The callback is called whenever a sentence is finished synthesizing.
Since the synthesize speed is faster than real-time, i.e., faster than the play speed, you may need to save the samples obtained from the callback in a FIFO.
If the FIFO is not empty, you can deque the samples from the FIFO, play them, and at the same time highlight the sentence corresponding to the current samples that are being played.
You need to track which samples in the FIFO correspond to which sentence.
For piper VITS models, the code to break text into sentences is https://github.com/k2-fsa/sherpa-onnx/blob/763a51486ed1aa58c3808e9438832e6cb3c510d2/sherpa-onnx/csrc/piper-phonemize-lexicon.cc#L232
(You can assume it uses .
, ?
, !
to break text into sentences).
If you want to highlight at the word level, then you can pass a single word instead of the whole text for synthesizing and you treat each word as a sentence.

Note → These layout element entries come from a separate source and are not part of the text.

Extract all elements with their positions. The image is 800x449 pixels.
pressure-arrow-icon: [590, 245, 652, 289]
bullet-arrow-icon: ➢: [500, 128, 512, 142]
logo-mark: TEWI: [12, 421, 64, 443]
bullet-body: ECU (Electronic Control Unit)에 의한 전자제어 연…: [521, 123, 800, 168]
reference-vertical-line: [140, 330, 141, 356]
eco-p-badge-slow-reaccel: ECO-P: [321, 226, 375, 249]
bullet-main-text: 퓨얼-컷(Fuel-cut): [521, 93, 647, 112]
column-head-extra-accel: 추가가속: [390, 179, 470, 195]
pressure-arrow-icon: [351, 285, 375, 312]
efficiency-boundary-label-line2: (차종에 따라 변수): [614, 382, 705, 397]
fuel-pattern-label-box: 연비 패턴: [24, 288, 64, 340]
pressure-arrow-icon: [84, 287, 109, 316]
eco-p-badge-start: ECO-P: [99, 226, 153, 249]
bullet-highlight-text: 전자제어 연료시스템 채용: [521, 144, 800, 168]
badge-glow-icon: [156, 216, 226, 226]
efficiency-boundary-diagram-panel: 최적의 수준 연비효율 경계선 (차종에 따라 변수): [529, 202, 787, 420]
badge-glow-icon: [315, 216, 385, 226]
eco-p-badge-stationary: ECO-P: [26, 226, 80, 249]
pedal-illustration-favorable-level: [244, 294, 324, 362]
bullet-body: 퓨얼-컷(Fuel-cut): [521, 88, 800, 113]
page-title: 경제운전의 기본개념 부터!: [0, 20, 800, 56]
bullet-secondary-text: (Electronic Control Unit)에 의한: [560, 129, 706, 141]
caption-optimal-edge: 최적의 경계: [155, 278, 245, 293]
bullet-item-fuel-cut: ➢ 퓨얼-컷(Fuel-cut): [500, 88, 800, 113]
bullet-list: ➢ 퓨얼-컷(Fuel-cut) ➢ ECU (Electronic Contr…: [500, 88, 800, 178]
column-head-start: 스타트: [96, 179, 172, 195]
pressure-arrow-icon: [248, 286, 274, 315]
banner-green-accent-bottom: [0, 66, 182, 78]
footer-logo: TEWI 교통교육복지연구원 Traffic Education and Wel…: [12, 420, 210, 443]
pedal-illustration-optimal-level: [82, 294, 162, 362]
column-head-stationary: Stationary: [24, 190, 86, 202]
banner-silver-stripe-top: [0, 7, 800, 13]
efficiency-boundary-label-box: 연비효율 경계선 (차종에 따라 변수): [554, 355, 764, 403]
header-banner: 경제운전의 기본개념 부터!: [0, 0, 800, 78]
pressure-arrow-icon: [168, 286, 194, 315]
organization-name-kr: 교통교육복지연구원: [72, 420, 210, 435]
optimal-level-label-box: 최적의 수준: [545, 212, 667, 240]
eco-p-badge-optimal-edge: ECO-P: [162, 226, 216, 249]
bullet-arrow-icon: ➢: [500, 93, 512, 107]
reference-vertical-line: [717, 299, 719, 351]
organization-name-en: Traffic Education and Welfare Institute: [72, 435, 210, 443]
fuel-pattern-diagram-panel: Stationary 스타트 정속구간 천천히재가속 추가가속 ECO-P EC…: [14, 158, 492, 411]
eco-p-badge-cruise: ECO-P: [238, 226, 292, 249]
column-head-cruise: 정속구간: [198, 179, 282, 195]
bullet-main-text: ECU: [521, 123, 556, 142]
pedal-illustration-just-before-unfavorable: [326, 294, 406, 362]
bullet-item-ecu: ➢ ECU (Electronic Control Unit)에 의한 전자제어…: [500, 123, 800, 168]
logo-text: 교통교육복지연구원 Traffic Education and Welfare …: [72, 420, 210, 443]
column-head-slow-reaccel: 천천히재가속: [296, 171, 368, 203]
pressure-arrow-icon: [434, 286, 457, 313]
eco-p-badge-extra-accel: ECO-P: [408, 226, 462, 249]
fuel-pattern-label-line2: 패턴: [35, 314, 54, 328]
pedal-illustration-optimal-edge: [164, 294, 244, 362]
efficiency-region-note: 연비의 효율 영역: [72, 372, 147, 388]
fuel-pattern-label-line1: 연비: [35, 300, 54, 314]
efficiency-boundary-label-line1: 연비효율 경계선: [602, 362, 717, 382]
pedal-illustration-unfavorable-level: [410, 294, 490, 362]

tried those to implement but failed, reserarch on chatgpt and no sollutions. can someone help me with this?
@studionexus-lk
I just learned it is possible to locate where each input word is in the returned wave. It requires changing the onnx export code and the C++ API to return such information.
@csukuangfj
Any update ?
requires changing the onnx export code and the C++ API to return such information.
@studionexus-lk
I just learned it is possible to locate where each input word is in the returned wave. It requires changing the onnx export code and the C++ API to return such information.
where i can find the export code and c++ api.
@csukuangfj
Any update ?
requires changing the onnx export code and the C++ API to return such information.
🥲 No
@studionexus-lk I just learned it is possible to locate where each input word is in the returned wave. It requires changing the onnx export code and the C++ API to return such information.
where i can find the export code and c++ api.
You can wait for our next version of TTS models, which can output the duration of each token.
any updates?
sorry, not yet
@studionexus-lk I just learned it is possible to locate where each input word is in the returned wave. It requires changing the onnx export code and the C++ API to return such information.
where i can find the export code and c++ api.
You can wait for our next version of TTS models, which can output the duration of each token.
umm is this was avaliable now?
cant we implement a method to detect the status of tts? currently speaking text that can be use to highlight the speaking text?